But I’ve no particular interest in ‘the actual truth’. I’m not Judge Judy or an investigative journalist. That’s Chloe Hadjimatheou’s job.
And I wasn’t someone who took a great deal of notice of Moth’s illness or miracle cure when I read TSP. And I didn’t think they seemed at all ‘nice’, so I’m really interested in how betrayed so many people feel by the revelations.
For me it was quite a strange book. For something being marketed as ‘feelgood’, it featured rather a lot of deep negativity and rage towards people met on the path (doesn’t someone encourage his dog to piss on their tent at one point? Or does someone actually piss on their tent?) and their benefactors. I put that down to bitterness about losing their home and the illness, but I thought it was interesting RW didn’t depict herself as nicer..
I was struck by how ‘alone in the world’ they seemed, with no friends or family stepping in to help them hire a lawyer or give them somewhere to stay.
I assumed that they were probably on bad terms with family and/or were people with few friends, doing the classic Mn thing of ‘retreating inside my little family’. In fairness, if they were actually farming a substantial farm as well as running a holiday let (which isn’t clear), it doesn’t leave much time for socialising. Or I wondered if they simply hadn’t integrated well locally in 20 years.
I suppose I’m interested in TSP as a literary construct with some (heavily mediated) relationship to reality. Im always really fascinated by how people alter real life events when they write about them, whether it’s Dorothy Wordsworth or Laura Ingalls Wilder.

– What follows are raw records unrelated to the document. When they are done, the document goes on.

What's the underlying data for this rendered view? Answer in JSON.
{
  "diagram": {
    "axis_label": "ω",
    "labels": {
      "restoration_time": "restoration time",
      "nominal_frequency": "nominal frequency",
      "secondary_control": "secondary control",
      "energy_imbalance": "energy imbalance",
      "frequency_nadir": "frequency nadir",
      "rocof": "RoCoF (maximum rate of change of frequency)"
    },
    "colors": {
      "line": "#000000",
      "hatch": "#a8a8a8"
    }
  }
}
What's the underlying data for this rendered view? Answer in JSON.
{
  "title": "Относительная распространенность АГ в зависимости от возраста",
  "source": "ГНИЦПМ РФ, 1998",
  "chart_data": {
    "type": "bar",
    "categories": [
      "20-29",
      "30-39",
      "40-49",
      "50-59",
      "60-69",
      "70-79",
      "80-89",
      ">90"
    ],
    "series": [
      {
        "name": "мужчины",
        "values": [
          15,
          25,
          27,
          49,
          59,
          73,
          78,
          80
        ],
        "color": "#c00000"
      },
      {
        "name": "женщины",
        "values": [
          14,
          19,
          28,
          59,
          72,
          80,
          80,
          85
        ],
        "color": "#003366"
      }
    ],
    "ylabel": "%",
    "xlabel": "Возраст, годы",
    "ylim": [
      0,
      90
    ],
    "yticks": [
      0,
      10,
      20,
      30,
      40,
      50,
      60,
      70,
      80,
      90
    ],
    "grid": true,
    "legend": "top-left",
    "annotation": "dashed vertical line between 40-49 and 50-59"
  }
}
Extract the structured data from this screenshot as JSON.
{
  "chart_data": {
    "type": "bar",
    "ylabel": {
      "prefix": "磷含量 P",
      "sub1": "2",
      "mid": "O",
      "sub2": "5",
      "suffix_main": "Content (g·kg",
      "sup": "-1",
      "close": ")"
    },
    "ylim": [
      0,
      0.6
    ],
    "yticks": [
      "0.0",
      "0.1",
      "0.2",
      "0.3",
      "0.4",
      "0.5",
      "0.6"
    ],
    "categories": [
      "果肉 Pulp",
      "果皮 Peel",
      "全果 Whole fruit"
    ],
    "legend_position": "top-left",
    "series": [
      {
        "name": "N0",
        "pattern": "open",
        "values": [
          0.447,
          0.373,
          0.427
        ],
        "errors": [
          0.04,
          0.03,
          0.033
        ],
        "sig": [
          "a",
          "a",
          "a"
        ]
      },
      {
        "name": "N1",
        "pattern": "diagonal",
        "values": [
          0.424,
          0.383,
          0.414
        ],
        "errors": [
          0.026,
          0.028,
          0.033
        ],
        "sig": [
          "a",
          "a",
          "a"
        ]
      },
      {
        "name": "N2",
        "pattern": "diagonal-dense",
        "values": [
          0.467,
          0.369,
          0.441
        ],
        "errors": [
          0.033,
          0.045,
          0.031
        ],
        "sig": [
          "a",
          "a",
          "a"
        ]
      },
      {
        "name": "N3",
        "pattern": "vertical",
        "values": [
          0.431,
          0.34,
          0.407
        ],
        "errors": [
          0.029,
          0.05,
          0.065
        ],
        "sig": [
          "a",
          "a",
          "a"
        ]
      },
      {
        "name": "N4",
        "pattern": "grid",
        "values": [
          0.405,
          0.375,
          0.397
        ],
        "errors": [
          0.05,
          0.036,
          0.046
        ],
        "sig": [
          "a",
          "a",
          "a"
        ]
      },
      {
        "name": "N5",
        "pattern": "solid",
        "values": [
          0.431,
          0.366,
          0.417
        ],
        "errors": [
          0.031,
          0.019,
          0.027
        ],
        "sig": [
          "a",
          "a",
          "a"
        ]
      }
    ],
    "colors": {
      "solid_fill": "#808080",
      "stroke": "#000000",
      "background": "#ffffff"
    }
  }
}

I would absolutely love to see what the original MS of TSP which, if it was originally written for Moth alone, must have been very different to the published version. I’d live to know what RW is like to work with as an editor. Does she make or miss deadlines? Does she send in a clean MS or need heavy copy editing How does she deal with criticism? Were her agent and editor disappointed with the TWS?